Overall, I think that Facebook Workplace looks like a much more subtle and oblique entry to enterprise communications than some people expected. It's not aiming to replace UC/UCaaS outright, but instead to gradually divert (steal?) a growing slice of the overall employee-to-employee (or cross-company) communications pie. This is very different to the way that the traditional enterprise comms companies like Cisco or Avaya or various cloud-based providers are going, where they typically aim to be at the centre of a firm's communications, radiating outward from phone or conferencing. Instead, Workplace seems to be a play for adjacency, siphoning off use from email and Slack and peripheral (often unloved) UC features, at a low price point.
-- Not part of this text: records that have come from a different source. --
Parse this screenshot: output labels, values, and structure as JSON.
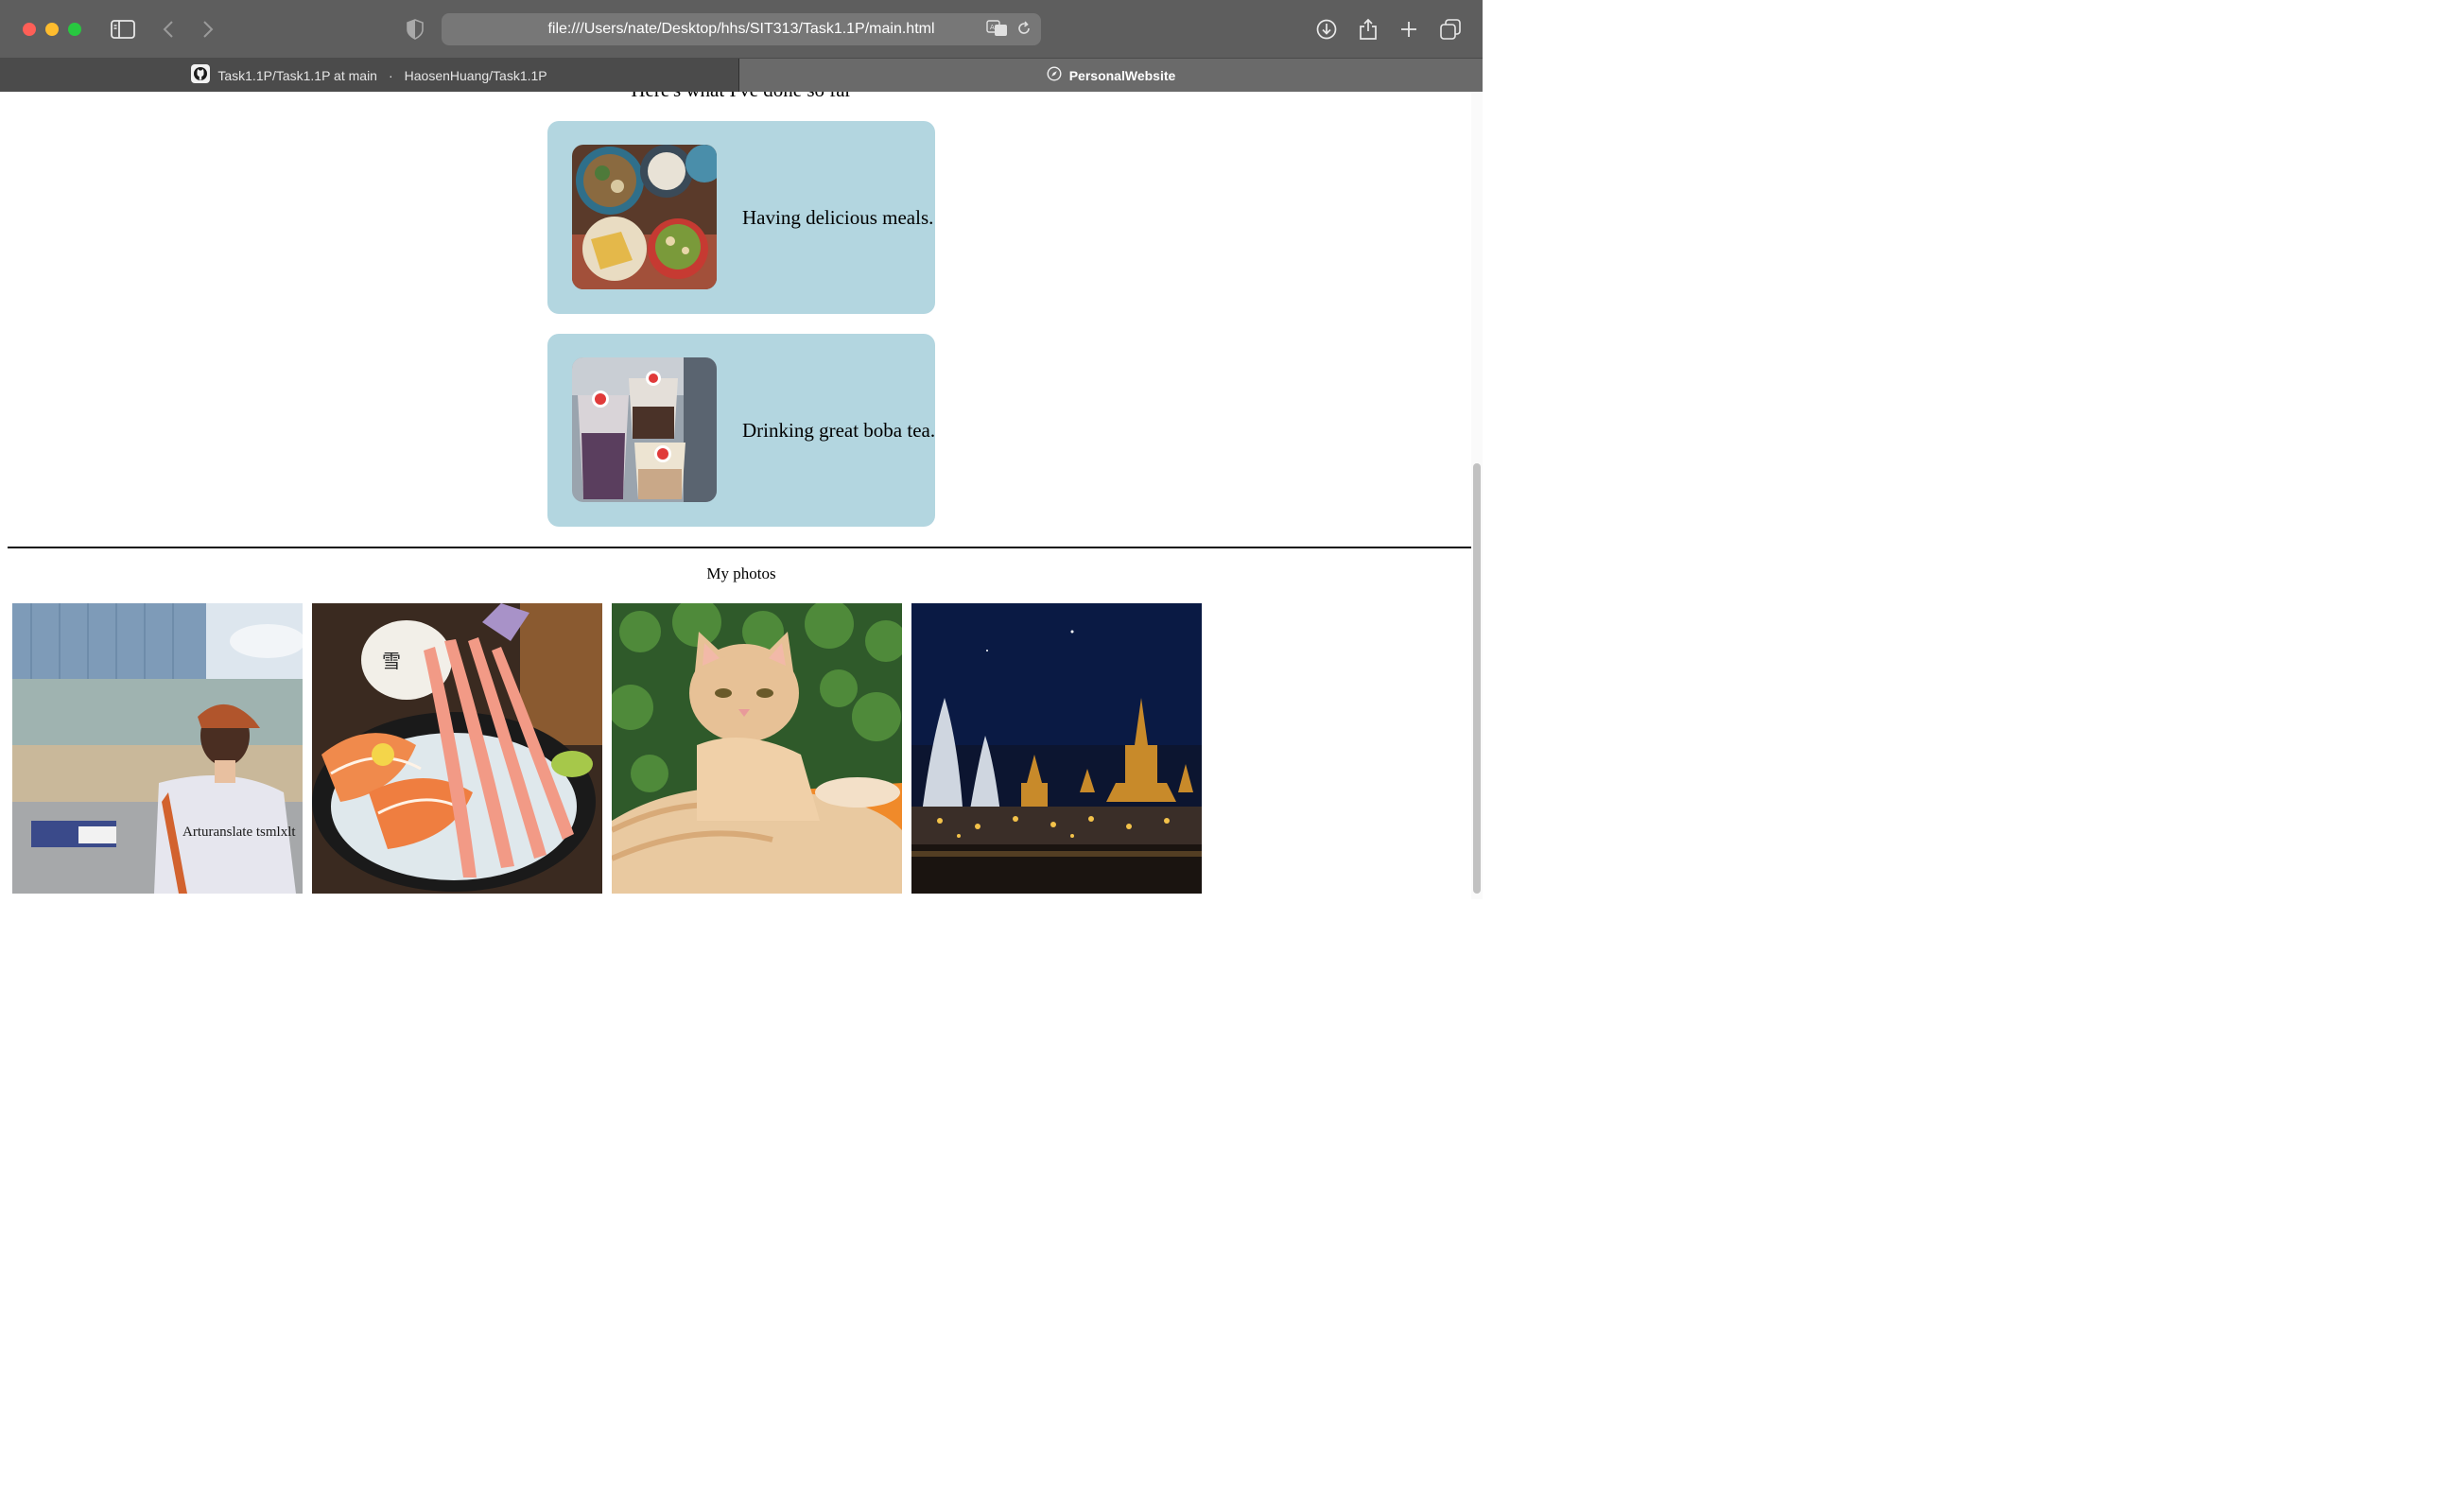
{
  "browser": {
    "url": "file:///Users/nate/Desktop/hhs/SIT313/Task1.1P/main.html",
    "tabs": [
      {
        "title_left": "Task1.1P/Task1.1P at main",
        "title_right": "HaosenHuang/Task1.1P",
        "icon": "github-icon"
      },
      {
        "title": "PersonalWebsite",
        "icon": "compass-icon"
      }
    ]
  },
  "page": {
    "intro_heading": "Here's what I've done so far",
    "activities": [
      {
        "caption": "Having delicious meals."
      },
      {
        "caption": "Drinking great boba tea."
      }
    ],
    "photos_title": "My photos",
    "photos": [
      {
        "subject": "street-portrait"
      },
      {
        "subject": "sashimi-platter"
      },
      {
        "subject": "orange-cat"
      },
      {
        "subject": "night-temple"
      }
    ],
    "shirt_text": "Arturanslate tsmlxlt"
  },
  "colors": {
    "card_bg": "#b3d6e0",
    "toolbar_bg": "#5e5e5e"
  }
}
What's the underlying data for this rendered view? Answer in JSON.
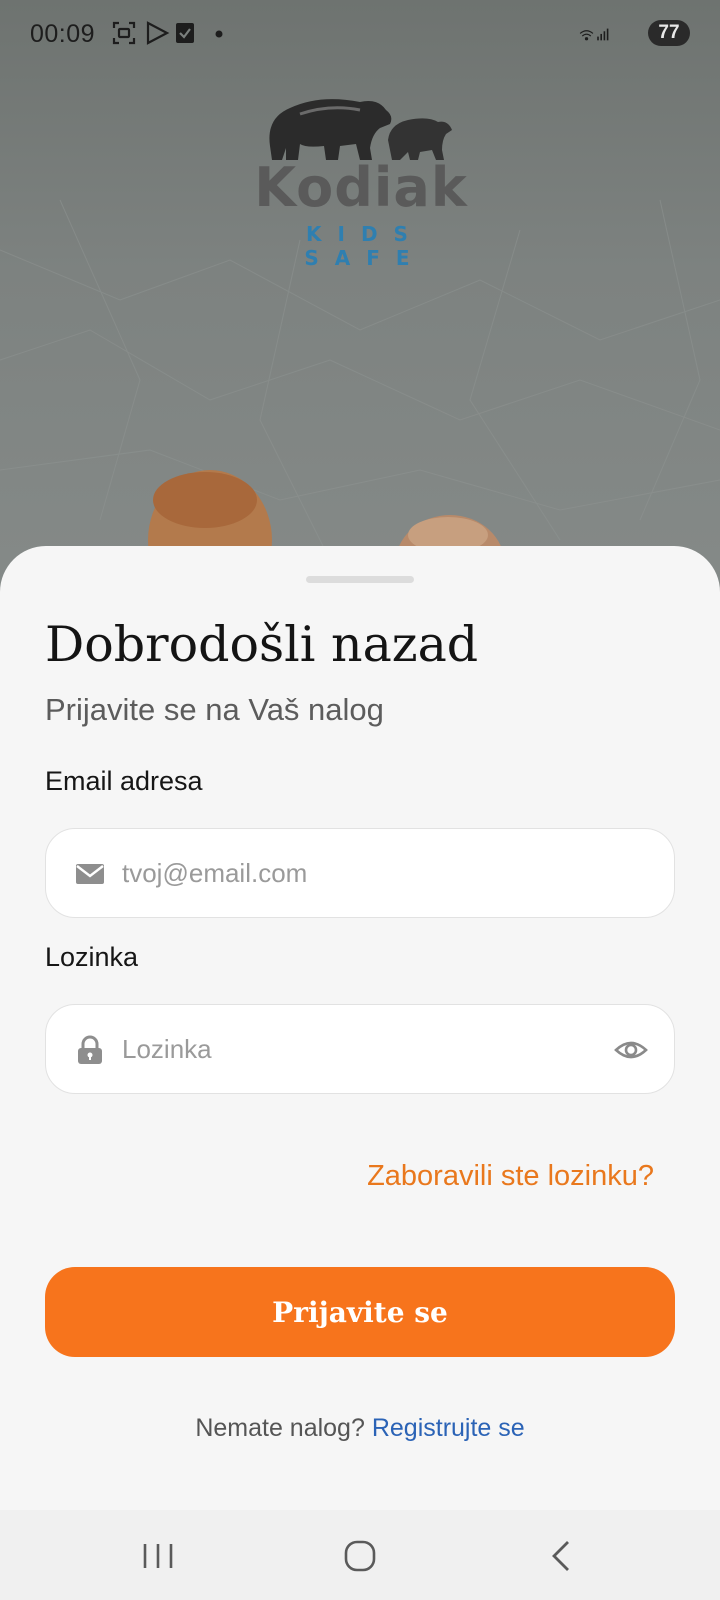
{
  "status_bar": {
    "time": "00:09",
    "battery": "77",
    "icons": [
      "screenshot-icon",
      "play-store-icon",
      "checkbox-icon",
      "dot-icon",
      "wifi-icon",
      "signal-icon"
    ]
  },
  "logo": {
    "wordmark": "Kodiak",
    "tagline": "KIDS SAFE"
  },
  "login": {
    "title": "Dobrodošli nazad",
    "subtitle": "Prijavite se na Vaš nalog",
    "email_label": "Email adresa",
    "email_placeholder": "tvoj@email.com",
    "password_label": "Lozinka",
    "password_placeholder": "Lozinka",
    "forgot_password": "Zaboravili ste lozinku?",
    "submit": "Prijavite se",
    "no_account": "Nemate nalog?",
    "register": "Registrujte se"
  },
  "colors": {
    "accent": "#f7741c",
    "link": "#2b63b6",
    "forgot": "#e9781d",
    "tagline": "#2f7fb0"
  }
}
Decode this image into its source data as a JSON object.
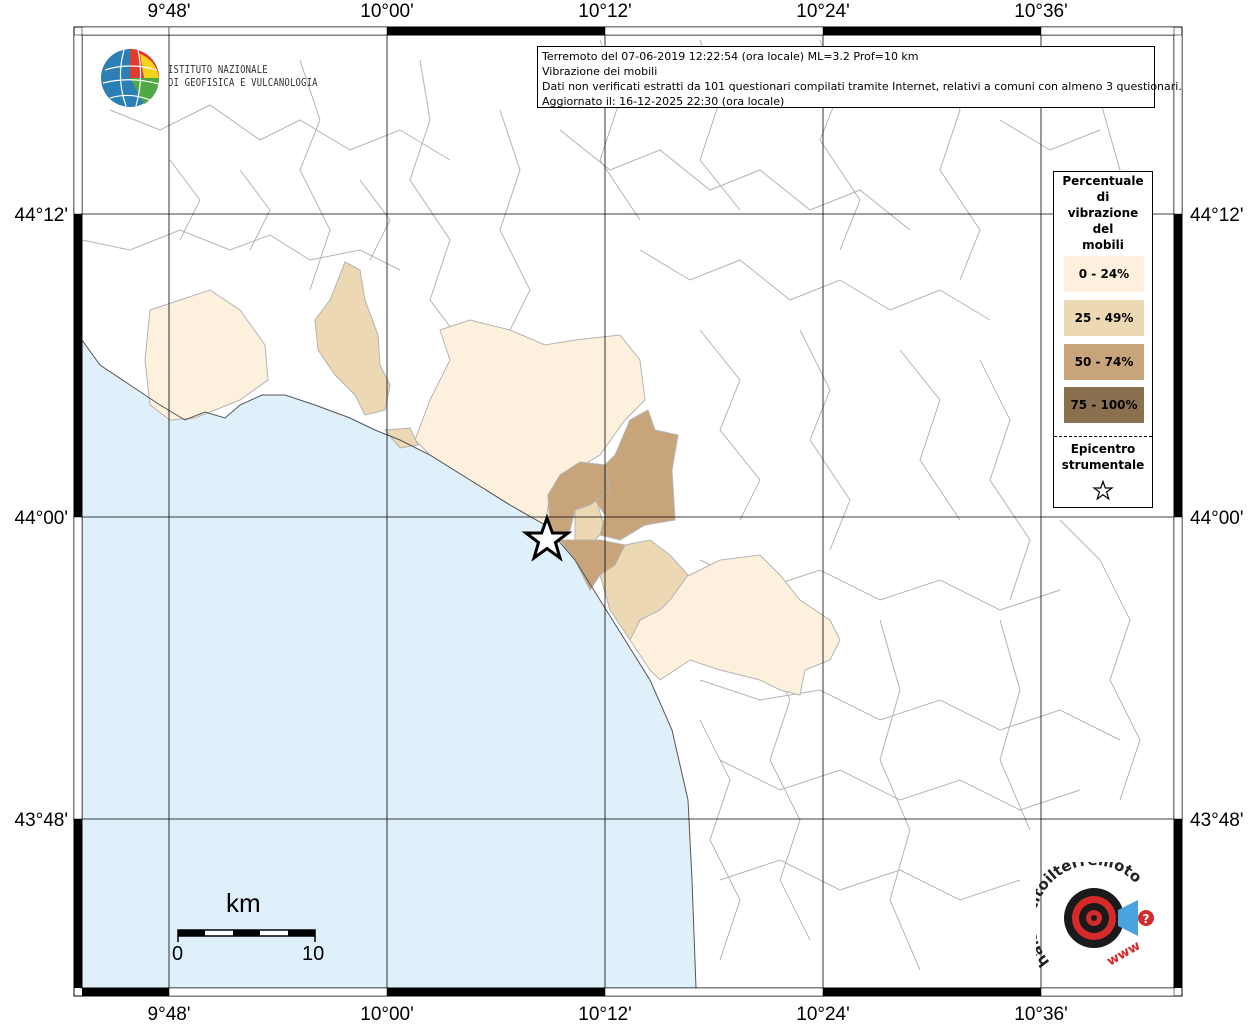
{
  "info": {
    "line1": "Terremoto del 07-06-2019 12:22:54 (ora locale) ML=3.2 Prof=10 km",
    "line2": "Vibrazione dei mobili",
    "line3": "Dati non verificati estratti da 101 questionari compilati tramite Internet, relativi a comuni con almeno 3 questionari.",
    "line4": "Aggiornato il: 16-12-2025 22:30 (ora locale)"
  },
  "ingv": {
    "line1": "ISTITUTO NAZIONALE",
    "line2": "DI GEOFISICA E VULCANOLOGIA"
  },
  "axes": {
    "lon_labels": [
      "9°48'",
      "10°00'",
      "10°12'",
      "10°24'",
      "10°36'"
    ],
    "lat_labels": [
      "44°12'",
      "44°00'",
      "43°48'"
    ]
  },
  "legend": {
    "title_lines": [
      "Percentuale",
      "di",
      "vibrazione",
      "del",
      "mobili"
    ],
    "classes": [
      {
        "label": "0 - 24%",
        "color": "#fdf0dd"
      },
      {
        "label": "25 - 49%",
        "color": "#ecd9b3"
      },
      {
        "label": "50 - 74%",
        "color": "#c8a47a"
      },
      {
        "label": "75 - 100%",
        "color": "#8b7050"
      }
    ],
    "epicenter_lines": [
      "Epicentro",
      "strumentale"
    ]
  },
  "scale": {
    "unit": "km",
    "start": "0",
    "end": "10"
  },
  "colors": {
    "sea": "#dff0fb",
    "grid": "#000000",
    "borders": "#b4b4b4"
  },
  "hst_logo": {
    "text": "haisentitoilterremoto.it",
    "url": "www"
  }
}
If companies can get over their privacy-wariness from Facebook's consumer reputation, it has quite a lot of potential. I also suspect it could be seen as attractive as a channel play by some telcos' enterprise business units, especially where they have minimal mobile footprint today. It would probably sit alongside other UCaaS offers rather than replace them. Thus far, it's a bit unclear what Microsoft plans to do with LinkedIn, but that's also in the same universe.

But Workplace also represents a starting-point for some really interesting future cPaaS and integration plays. Facebook's familiar UI - and its vast realm of heritage and skill in design and UX - could be a gamechanger. It is rightly eschewing "boring old business phone systems" for now - but should be able to help create a variety of new voice and video experiences in subsequent enhancements, if it proves the basics, gains scale quickly, and mitigates residual concern about security and privacy.

If we call the message/timeline concept WCC, maybe this will end up being called wPaaS?